Per educare i figli al meglio, dice il documento, la donna però «non può essere un’ignorante e un’illetterata». Si suggerisce quindi una specie di timeline per l’educazione della donna («niente di approfondito: è una semplice proposta»).
Dai sette ai nove anni, le donne dovranno studiare tre cose: le leggi islamiche (fiqh) e la religione, l’arabo del Corano (scritto e orale) e la scienza (cioè l’aritmetica e le scienze naturali). Dai dieci ai dodici anni ci sarà più spazio per gli studi religiosi: e in particolare la fiqh riguardo le donne e le leggi del matrimonio e del divorzio (in aggiunta alle precedenti due materie). Saranno anche insegnati la pratica del cucito e della cucina base. Dai tredici ai quindici anni dovranno concentrarsi sulla Shariah e sulle arti manuali (specialmente quelle relative all’educazione dei bambini), meno sulla scienza. In aggiunta sarà necessaria un po’ di storia dell’islam.
Il documento suggerisce inoltre che «per una ragazza è legittimo sposarsi a nove anni» e che «le ragazze più pure si sposeranno a sedici o diciassette anni». Dice anche che «l’urbanizzazione, la modernità e la moda vengono offerte dal diavolo in forma di negozi di moda e saloni di bellezza» e che una donna islamica dovrebbe avere pochi buoni motivi per uscire di casa. Dovrebbe farlo solo per andare a studiare teologia, se di lavoro fa l’insegnante o il medico per donne, oppure se va a combattere contro gli infedeli.

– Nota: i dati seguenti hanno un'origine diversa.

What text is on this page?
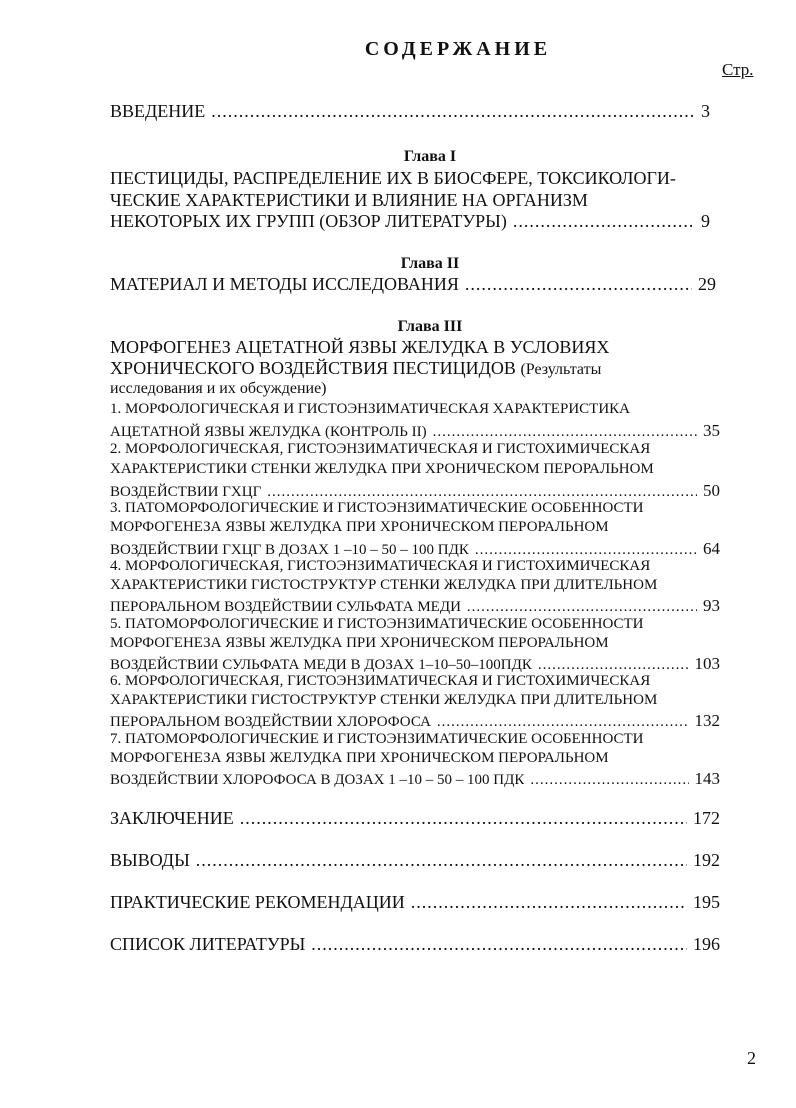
СОДЕРЖАНИЕ
Стр.
ВВЕДЕНИЕ .....	3
Глава I
ПЕСТИЦИДЫ, РАСПРЕДЕЛЕНИЕ ИХ В БИОСФЕРЕ, ТОКСИКОЛОГИ-
ЧЕСКИЕ ХАРАКТЕРИСТИКИ И ВЛИЯНИЕ НА ОРГАНИЗМ
НЕКОТОРЫХ ИХ ГРУПП (ОБЗОР ЛИТЕРАТУРЫ) .....	9
Глава II
МАТЕРИАЛ И МЕТОДЫ ИССЛЕДОВАНИЯ .....	29
Глава III
МОРФОГЕНЕЗ АЦЕТАТНОЙ ЯЗВЫ ЖЕЛУДКА В УСЛОВИЯХ
ХРОНИЧЕСКОГО ВОЗДЕЙСТВИЯ ПЕСТИЦИДОВ (Результаты
исследования и их обсуждение)
1. МОРФОЛОГИЧЕСКАЯ И ГИСТОЭНЗИМАТИЧЕСКАЯ ХАРАКТЕРИСТИКА
АЦЕТАТНОЙ ЯЗВЫ ЖЕЛУДКА (КОНТРОЛЬ II) .....	35
2. МОРФОЛОГИЧЕСКАЯ, ГИСТОЭНЗИМАТИЧЕСКАЯ И ГИСТОХИМИЧЕСКАЯ
ХАРАКТЕРИСТИКИ СТЕНКИ ЖЕЛУДКА ПРИ ХРОНИЧЕСКОМ ПЕРОРАЛЬНОМ
ВОЗДЕЙСТВИИ ГХЦГ .....	50
3. ПАТОМОРФОЛОГИЧЕСКИЕ И ГИСТОЭНЗИМАТИЧЕСКИЕ ОСОБЕННОСТИ
МОРФОГЕНЕЗА ЯЗВЫ ЖЕЛУДКА ПРИ ХРОНИЧЕСКОМ ПЕРОРАЛЬНОМ
ВОЗДЕЙСТВИИ ГХЦГ В ДОЗАХ 1 –10 – 50 – 100 ПДК .....	64
4. МОРФОЛОГИЧЕСКАЯ, ГИСТОЭНЗИМАТИЧЕСКАЯ И ГИСТОХИМИЧЕСКАЯ
ХАРАКТЕРИСТИКИ ГИСТОСТРУКТУР СТЕНКИ ЖЕЛУДКА ПРИ ДЛИТЕЛЬНОМ
ПЕРОРАЛЬНОМ ВОЗДЕЙСТВИИ СУЛЬФАТА МЕДИ .....	93
5. ПАТОМОРФОЛОГИЧЕСКИЕ И ГИСТОЭНЗИМАТИЧЕСКИЕ ОСОБЕННОСТИ
МОРФОГЕНЕЗА ЯЗВЫ ЖЕЛУДКА ПРИ ХРОНИЧЕСКОМ ПЕРОРАЛЬНОМ
ВОЗДЕЙСТВИИ СУЛЬФАТА МЕДИ В ДОЗАХ 1–10–50–100ПДК .....	103
6. МОРФОЛОГИЧЕСКАЯ, ГИСТОЭНЗИМАТИЧЕСКАЯ И ГИСТОХИМИЧЕСКАЯ
ХАРАКТЕРИСТИКИ ГИСТОСТРУКТУР СТЕНКИ ЖЕЛУДКА ПРИ ДЛИТЕЛЬНОМ
ПЕРОРАЛЬНОМ ВОЗДЕЙСТВИИ ХЛОРОФОСА .....	132
7. ПАТОМОРФОЛОГИЧЕСКИЕ И ГИСТОЭНЗИМАТИЧЕСКИЕ ОСОБЕННОСТИ
МОРФОГЕНЕЗА ЯЗВЫ ЖЕЛУДКА ПРИ ХРОНИЧЕСКОМ ПЕРОРАЛЬНОМ
ВОЗДЕЙСТВИИ ХЛОРОФОСА В ДОЗАХ 1 –10 – 50 – 100 ПДК .....	143
ЗАКЛЮЧЕНИЕ .....	172
ВЫВОДЫ .....	192
ПРАКТИЧЕСКИЕ РЕКОМЕНДАЦИИ .....	195
СПИСОК ЛИТЕРАТУРЫ .....	196
2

Le ultime due sezioni sono piene di frasi di propaganda che raccontano quando sia migliore la vita all’interno dello Stato Islamico rispetto al resto: in un passaggio, si legge che «l’IS ce la sta mettendo tutta per sradicare la povertà e realizzare la giustizia sociale, come dicono gli economisti. Per molte persone la vita sotto l’IS è quindi diventata più semplice e ci sono più opportunità per lavorare e guadagnarsi da vivere».
Cosa se ne è detto
La giornalista femminista Deborah Orr ha scritto sul Guardian un lungo editoriale riguardo il documento. Nell’articolo, Orr sviluppa un concetto secondo il quale la volontà di segregare le donne ha senso solo per chi ha «un’opinione dei maschi spettacolarmente bassa.»
Cosa c’è di più odioso – per un maschio e verso un maschio – dell’idea che non ci si possa minimamente fidare di lui sul fatto che sia capace di stare accanto a una donna con buon senso e dignità? Che sia necessario segregarla e tenerla al sicuro dalla pericolosa società creata dai maschi? I fondamentalisti islamici devono provare un disgusto di se stessi durante ogni momento della loro esistenza. Persone del genere trovano conforto solamente nell’odiare un altro gruppo di persone: e cioè quelli che ritengono essere gli ipocriti dell’Occidente.
Ai loro occhi siamo sciocchi perché credono che solo un mondo senza possibilità di scelte e diversità di opinione sia un mondo senza conflitto. Secondo loro, l’Islam è una religione di pace perché nessun argomento contrario è tollerato. Combattono per un mondo senza guerra: non si accorgono che un mondo del genere, per loro, sarebbe un incubo.
Mi sembra che i fondamentalisti, sia donne che uomini, non vogliano essere niente di più che stereotipi. Questo non è semplicemente sciocco e assurdo: è triste e tragico.